Mientras de los mortales la vil plebe

que espolea el Placer, verdugo sin piedad,

va a por remordimientos a la fiesta servil,

dame la mano, Dolor, ven a mi lado…

«Hice una pausa. A ellas les impresionaba este poema, lo sentía, había un silencio mortal. Era la última hora de clase; en media hora tenía que coger el tren para después encontrarme con mi mujer. De repente, desde el fondo del aula, la voz de Ben: “¡Jo, tienes el instinto de muerte metido en la cabeza, tío!…” Había hablado en voz alta pero en realidad no era una insolencia, el tono era hasta un poco admirativo. Nunca entendí si se dirigía a Baudelaire o a mí; en el fondo, como
comentario de texto
, no estaba tan mal. Aun así, yo tenía que intervenir. Simplemente dije: “Salga.” No se movió. Esperé treinta segundos, sudando de nervios, y vi que se acercaba el momento en que ya no podría hablar; pero tuve fuerzas para repetir: “Salga.” El se levantó, recogió sus cosas muy despacio y avanzó hacia mí. En cualquier confrontación violenta hay una especie de instante de gracia, un segundo mágico en el que se equilibran las fuerzas en suspenso. Él se detuvo a mi altura, me llevaba más de una cabeza, creí que iba a darme una hostia, pero al final sólo fue hacia la puerta. La victoria era mía. Una pequeña victoria: volvió a clase al día siguiente. Parecía haber comprendido algo, haber pillado alguna mirada mía, porque empezó a manosear a su novia durante las clases. Le subía la falda, ponía la mano lo más arriba posible, casi al comienzo del muslo; luego me miraba sonriendo, muy cool. Yo deseaba a aquella chica de un modo terrible. Me pasé el fin de semana redactando un panfleto racista, en un estado de erección casi constante; el lunes llamé a
L’Infini
. Esta vez, Sollers me recibió en su despacho.

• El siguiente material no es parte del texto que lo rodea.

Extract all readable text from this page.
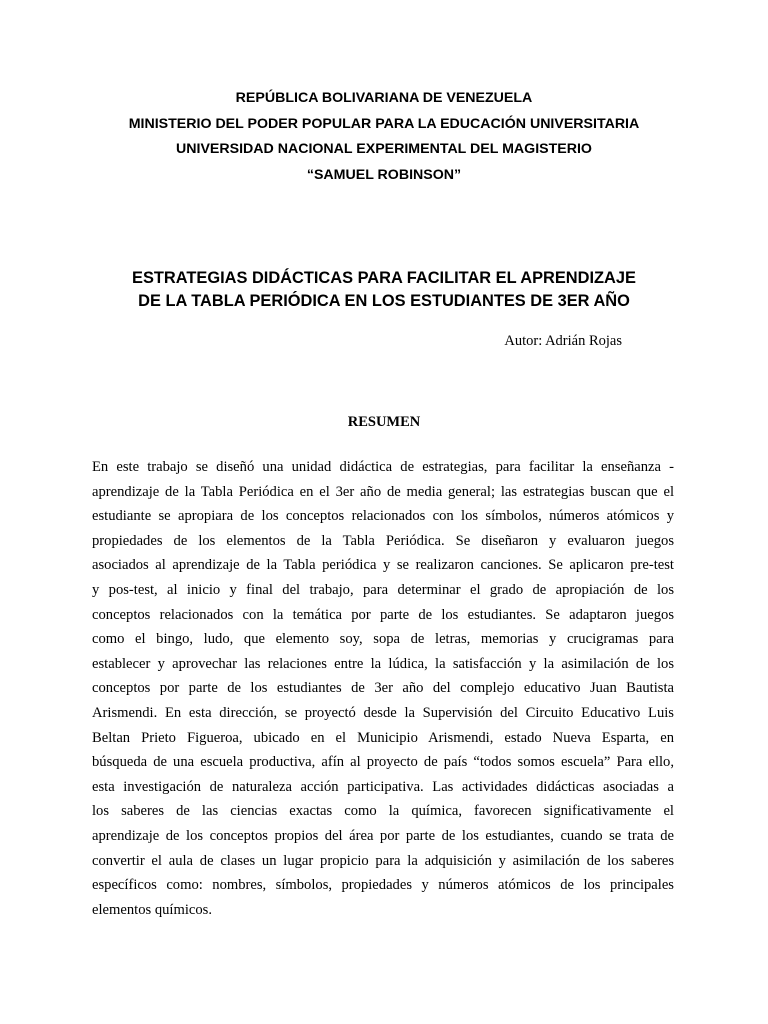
REPÚBLICA BOLIVARIANA DE VENEZUELA
MINISTERIO DEL PODER POPULAR PARA LA EDUCACIÓN UNIVERSITARIA
UNIVERSIDAD NACIONAL EXPERIMENTAL DEL MAGISTERIO
“SAMUEL ROBINSON”
ESTRATEGIAS DIDÁCTICAS PARA FACILITAR EL APRENDIZAJE
DE LA TABLA PERIÓDICA EN LOS ESTUDIANTES DE 3ER AÑO
Autor: Adrián Rojas
RESUMEN
En este trabajo se diseñó una unidad didáctica de estrategias, para facilitar la enseñanza -
aprendizaje de la Tabla Periódica en el 3er año de media general; las estrategias buscan que el
estudiante se apropiara de los conceptos relacionados con los símbolos, números atómicos y
propiedades de los elementos de la Tabla Periódica. Se diseñaron y evaluaron juegos
asociados al aprendizaje de la Tabla periódica y se realizaron canciones. Se aplicaron pre-test
y pos-test, al inicio y final del trabajo, para determinar el grado de apropiación de los
conceptos relacionados con la temática por parte de los estudiantes. Se adaptaron juegos
como el bingo, ludo, que elemento soy, sopa de letras, memorias y crucigramas para
establecer y aprovechar las relaciones entre la lúdica, la satisfacción y la asimilación de los
conceptos por parte de los estudiantes de 3er año del complejo educativo Juan Bautista
Arismendi. En esta dirección, se proyectó desde la Supervisión del Circuito Educativo Luis
Beltan Prieto Figueroa, ubicado en el Municipio Arismendi, estado Nueva Esparta, en
búsqueda de una escuela productiva, afín al proyecto de país “todos somos escuela” Para ello,
esta investigación de naturaleza acción participativa. Las actividades didácticas asociadas a
los saberes de las ciencias exactas como la química, favorecen significativamente el
aprendizaje de los conceptos propios del área por parte de los estudiantes, cuando se trata de
convertir el aula de clases un lugar propicio para la adquisición y asimilación de los saberes
específicos como: nombres, símbolos, propiedades y números atómicos de los principales
elementos químicos.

Era vivaracho, malicioso, como en la tele; incluso más que en la tele.»—Es usted racista de verdad, se ve, le sienta bien, es bueno. ¡Bum, bum! — Hizo un gesto muy gracioso con la mano, sacó una página, había señalado un párrafo—.
“Envidiamos y admiramos a los negros porque queremos seguir su ejemplo y convertirnos en animales, animales con una gran polla y un diminuto cerebro de reptil junto a la polla.”
—Sacudió la hoja con jovialidad—. Es fuerte, ágil, muy cortesano. Tiene usted talento. A veces cae en lo fácil, me gusta menos el subtítulo Uno no nace racista, llega a serlo. El rodeo, la segunda intención, siempre son un poco… Hmm… —Se le oscureció la cara, pero hizo una pirueta con la boquilla y volvió a sonreír. Un verdadero payaso; y de lo más amable—. Además, no hay demasiadas influencias, nada que sea aplastante. ¡Por ejemplo, no es usted antisemita! — Señaló otro párrafo—.
“Los judíos son los únicos a los que les da lo mismo no ser negros, porque hace tiempo que eligieron el camino de la inteligencia, la culpabilidad y la vergüenza. No hay nada en la cultura occidental que pueda igualar, ni siquiera de lejos, lo que los judíos han logrado hacer partiendo de la culpabilidad y de la vergüenza; y por eso los negros los odian más que a nadie.”
—Se hundió en el asiento con cara de felicidad y cruzó los brazos detrás de la cabeza; por un momento creí que iba a poner los pies sobre la mesa, pero no lo hizo. Volvió a inclinarse hacia mí, no podía estarse quieto—.

¿Qué hacemos entonces?

»—No sé, podría publicarme el texto.

»—¡Vaya, vaya! — Se partió de risa como si yo hubiera hecho una buena payasada—. ¿Publicarlo en
L’Infini
? Mi
querido amigo
, no se da usted cuenta… Ya no estamos en los tiempos de Céline, ¿sabe? Ahora ya nadie escribe lo que le da la gana sobre ciertos temas…, un texto así podría traerme muchas complicaciones. ¿Cree que no tengo ya bastantes problemas? ¿Cree que puedo hacer lo que quiera porque estoy en Gallimard? Me vigilan, ¿sabe? Esperan que meta la pata. No, no, esto va a ser muy difícil. ¿Qué más tiene?